I stop myself from blurting out a blanket response to her question. Indeed, why would she? What has Arcadia done for her? What does she need of Arcadia? Mother brought her back, gave her another life, but she's rejected that life, hasn't she? She's never let Mother touch her again. She's an orphan, a self-proclaimed exile from the only family that would have her.

“What do you want?” I ask. “Why are you even helping me?”

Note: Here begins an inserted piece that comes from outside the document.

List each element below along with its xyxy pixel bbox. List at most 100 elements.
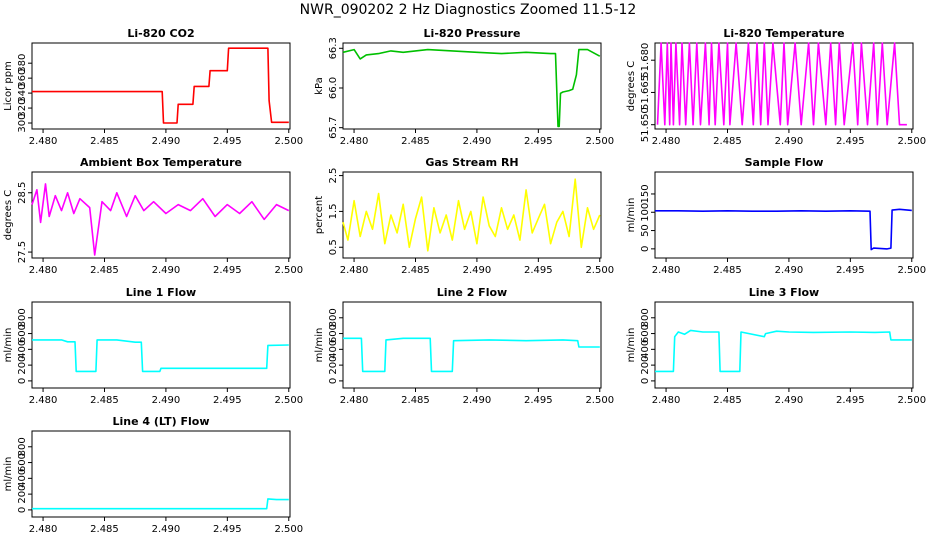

“I am a steward,” she says, “but I don't belong to Mother and I don't answer to the Grove. Humanity turned its back on me, and Arcadia wouldn't let me die. The only family I've ever known is what I felt in the humus. I became part of the ecosystem. I was a child, Silas; I knew so little of the world. Then, all of it was suddenly thrust upon me. It was poured into me and I could not stop it. I couldn't stop it from binding to my very being. They take this from you. They numb you to who you truly are.”

“Who does?”

“The Grove.”

“How?”

“Mother is a chimera, Silas. She may seem like a tree, but we are her flowering roots. The Grove prunes the tree; they decide how the roots grow—what they know, who they are, what they remember. The members of the Grove don't even know they are doing this. The decision isn't a conscious one for them. The Grove is the group's mind—that's who you think of as Mother. We're all a part of Mother, Silas, and the more we all think the same thing—the more we suffer from the same fear—the more that becomes part of what Mother tells us to believe.”

“If that's true, then how do you know this? If we're completely programmed by our own group subconscious, how can we know anything other than what we're told?”

“We're rhizomes. Escobar is right. We don't need to return to Arcadian soil. It helps—the soil there is very, very good—but we can survive anywhere. And the more you listen to the humus, the more you are aware of what truly matters.”

“And you know?”

“I've had three hundred and sixty-five years—uninterrupted years—to figure it out,” she says. “I know.”

“Who we are,” I say quietly, “and what we could become.”

Now she gives me the shrug.

“Why me?” I ask. “Why not Nigel?”

“I didn't trust Nigel. Or Talus.”

“And you trust me?”

“I trust your guilt.”

I chuckle at that.

She looks at me in the rearview mirror. “We don't have two days,” she says.

“What do you suggest we do?” I ask. “Hijack an airplane and fly?”

She shakes her head. “Why? We could just rent one?”

Chartering a jet. Mere had done something like that at Hanga Roa. I had been surprised at how easy it had been to pick up the phone and make arrangements for a private jet. I dig my phone out of my pocket and check if it has enough signal. “Where are we?” I ask Phoebe.

She tells me the name of the last town we passed through, and I hit the buttons that connect me to the phone's information line. “What are we going to do when we get to Cusco?” I ask while I'm waiting for someone to answer.

Phoebe smiles at me in the rearview mirror. “We're going to make some adjustments,” she says. “Isn't that what stewards do?”